(Patria) - Nachdem das Gericht von Bosnien und Herzegowina Miodrag Malić wegen Verherrlichung von Kriegsverbrechern in Banja Luka zu drei Jahren Gefängnis verurteilt hatte, reagierten die Vorsitzende der Nationalen Front (NF), Jelena Trivić, und der Präsident der SNSD, Milorad Dodik.
Obwohl Rechtsexperten wiederholt klargestellt haben, dass Gerichtsentscheidungen nicht kommentiert werden sollten, da dies als Druck auf die Justiz und die Richter angesehen wird, die in einer demokratischen Gesellschaft Entscheidungsfreiheit und Ermessensspielraum haben sollten, um unparteiische und möglichst gerechte Entscheidungen zu treffen, taten Trivić und Dodik dies dennoch.
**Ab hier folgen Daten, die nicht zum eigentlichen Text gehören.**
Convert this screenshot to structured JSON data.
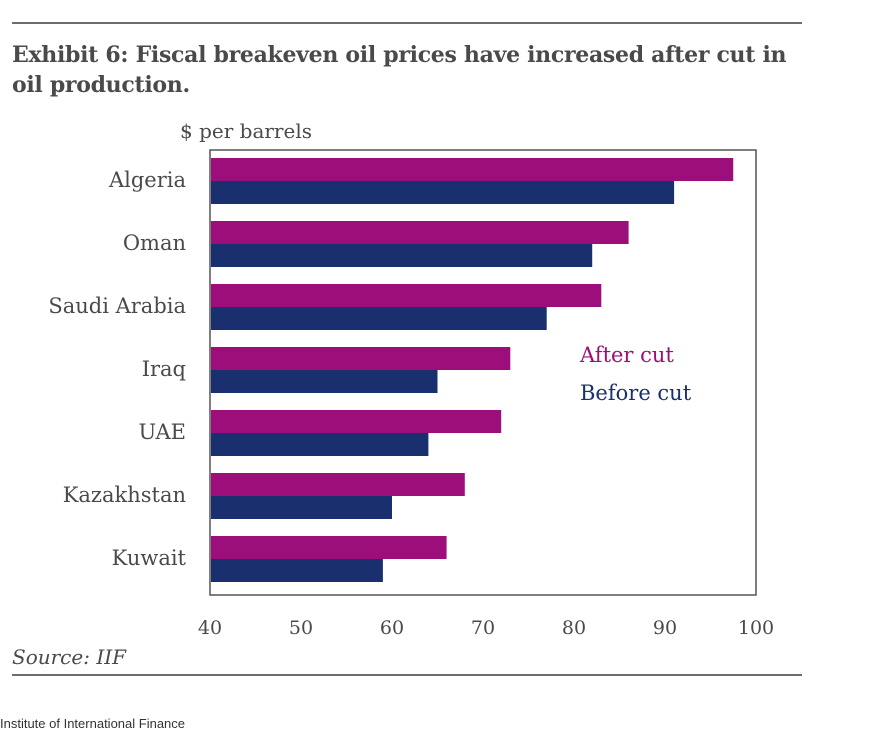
{
  "title": "Exhibit 6: Fiscal breakeven oil prices have increased after cut in oil production.",
  "source": "Source: IIF",
  "caption": "Institute of International Finance",
  "colors": {
    "after": "#9c0f7a",
    "before": "#1a2f6e",
    "text": "#4a4a4a",
    "frame": "#555555"
  },
  "chart_data": {
    "type": "bar",
    "orientation": "horizontal",
    "unit_label": "$ per barrels",
    "categories": [
      "Algeria",
      "Oman",
      "Saudi Arabia",
      "Iraq",
      "UAE",
      "Kazakhstan",
      "Kuwait"
    ],
    "series": [
      {
        "name": "After cut",
        "color": "#9c0f7a",
        "values": [
          97.5,
          86,
          83,
          73,
          72,
          68,
          66
        ]
      },
      {
        "name": "Before cut",
        "color": "#1a2f6e",
        "values": [
          91,
          82,
          77,
          65,
          64,
          60,
          59
        ]
      }
    ],
    "xlim": [
      40,
      100
    ],
    "xticks": [
      "40",
      "50",
      "60",
      "70",
      "80",
      "90",
      "100"
    ],
    "legend_position": "right-middle",
    "grid": false
  }
}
So warf Trivić dem Gericht von BiH wegen des genannten Urteils einen selektiven Ansatz vor, während Dodik andererseits zu einer Kundgebung zur Unterstützung von Malić aufrief.
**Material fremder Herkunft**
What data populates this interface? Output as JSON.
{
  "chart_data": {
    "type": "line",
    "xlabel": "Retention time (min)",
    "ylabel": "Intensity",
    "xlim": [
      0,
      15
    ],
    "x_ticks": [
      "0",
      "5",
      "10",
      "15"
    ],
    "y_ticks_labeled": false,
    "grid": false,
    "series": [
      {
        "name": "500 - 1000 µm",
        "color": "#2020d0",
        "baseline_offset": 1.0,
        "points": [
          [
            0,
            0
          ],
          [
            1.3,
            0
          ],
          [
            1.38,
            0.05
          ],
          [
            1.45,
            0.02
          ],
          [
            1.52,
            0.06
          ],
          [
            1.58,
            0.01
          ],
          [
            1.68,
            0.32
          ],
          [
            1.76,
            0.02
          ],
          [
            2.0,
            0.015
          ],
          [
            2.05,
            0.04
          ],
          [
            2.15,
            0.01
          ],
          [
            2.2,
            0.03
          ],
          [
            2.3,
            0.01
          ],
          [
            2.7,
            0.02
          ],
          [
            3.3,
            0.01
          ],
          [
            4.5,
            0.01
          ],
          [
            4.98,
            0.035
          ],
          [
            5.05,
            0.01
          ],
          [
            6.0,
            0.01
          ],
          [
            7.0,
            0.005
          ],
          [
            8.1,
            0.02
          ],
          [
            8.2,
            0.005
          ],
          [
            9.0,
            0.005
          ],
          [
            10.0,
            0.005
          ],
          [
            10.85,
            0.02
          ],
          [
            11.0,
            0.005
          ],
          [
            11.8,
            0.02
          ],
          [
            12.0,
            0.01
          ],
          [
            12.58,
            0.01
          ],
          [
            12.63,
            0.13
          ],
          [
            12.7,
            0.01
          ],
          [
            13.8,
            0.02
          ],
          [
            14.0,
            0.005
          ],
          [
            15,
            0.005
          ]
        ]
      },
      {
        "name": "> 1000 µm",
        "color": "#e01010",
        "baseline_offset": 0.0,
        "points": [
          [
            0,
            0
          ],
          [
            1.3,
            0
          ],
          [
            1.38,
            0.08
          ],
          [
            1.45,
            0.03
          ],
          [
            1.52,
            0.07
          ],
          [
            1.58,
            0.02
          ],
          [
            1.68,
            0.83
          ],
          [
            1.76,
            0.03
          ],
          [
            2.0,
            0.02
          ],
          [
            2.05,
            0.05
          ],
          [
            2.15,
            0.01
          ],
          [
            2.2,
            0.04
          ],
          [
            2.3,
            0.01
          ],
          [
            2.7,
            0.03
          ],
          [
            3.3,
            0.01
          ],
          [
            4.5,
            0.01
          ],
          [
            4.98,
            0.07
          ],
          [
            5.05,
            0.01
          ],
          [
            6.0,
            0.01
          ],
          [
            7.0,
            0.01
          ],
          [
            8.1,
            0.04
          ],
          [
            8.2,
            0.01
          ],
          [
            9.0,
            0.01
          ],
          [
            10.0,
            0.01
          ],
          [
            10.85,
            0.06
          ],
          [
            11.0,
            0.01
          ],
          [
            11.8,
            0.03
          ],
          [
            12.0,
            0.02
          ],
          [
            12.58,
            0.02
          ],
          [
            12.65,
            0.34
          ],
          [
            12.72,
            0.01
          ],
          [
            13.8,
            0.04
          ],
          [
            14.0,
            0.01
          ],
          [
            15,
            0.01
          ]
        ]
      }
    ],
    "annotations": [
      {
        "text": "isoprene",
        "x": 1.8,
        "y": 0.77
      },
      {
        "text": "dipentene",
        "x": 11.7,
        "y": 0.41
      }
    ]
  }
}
„Die Würde des Gerichts von BiH existiert offensichtlich nicht mehr. Gerechtigkeit wird selektiv verteilt, insbesondere wenn Serben verurteilt werden. Drei Jahre Gefängnis für ein Bild! Mit der Begründung, dass es sich, wie das Gericht von BiH sagt, um „Aufstachelung zu nationalem, rassischem und religiösem Hass“ handelt. Miodrag Malić sagte bei der genannten Kundgebung kein Wort, er sagte nichts, was die Tat hätte hervorrufen können, für die er verurteilt wurde. Noch absurder ist, dass das Gericht auf die Anzeige eines Mannes aus einem anderen Entitet reagierte, der das Video der Kundgebung im Fernsehen gesehen hatte. Nicht live, sondern ein Video! Bedeutet das, dass die Präsentation von Archivvideos und Fotos von Radovan Karadžić oder Ratko Mladić in einem Dokumentarfilm ebenfalls als Straftat behandelt würde?“, argumentiert Trivić.
Anschließend fragte sie: „Ist dies eine Botschaft des Gerichts von BiH an alle Serben, dass morgen jedes nationale Symbol die Grundlage für eine Gerichtsverhandlung und eine Gefängnisstrafe werden kann?“
„Bemerken die Mitarbeiter des Gerichts von BiH nicht, dass sie seit fast zwei Jahrzehnten nicht zur Versöhnung in diesen Gebieten beitragen, sondern nur Hass und Intoleranz zwischen den konstituierenden Völkern in BiH vertiefen? Denn wenn das nicht der Fall wäre, stellt sich die Frage, warum niemand verurteilt wird, der jedes Jahr in Kolonnen um Bužim herum Fahnen des ISIL und andere Fahnen und Symbole terroristischer Organisationen trägt“, erklärte Trivić.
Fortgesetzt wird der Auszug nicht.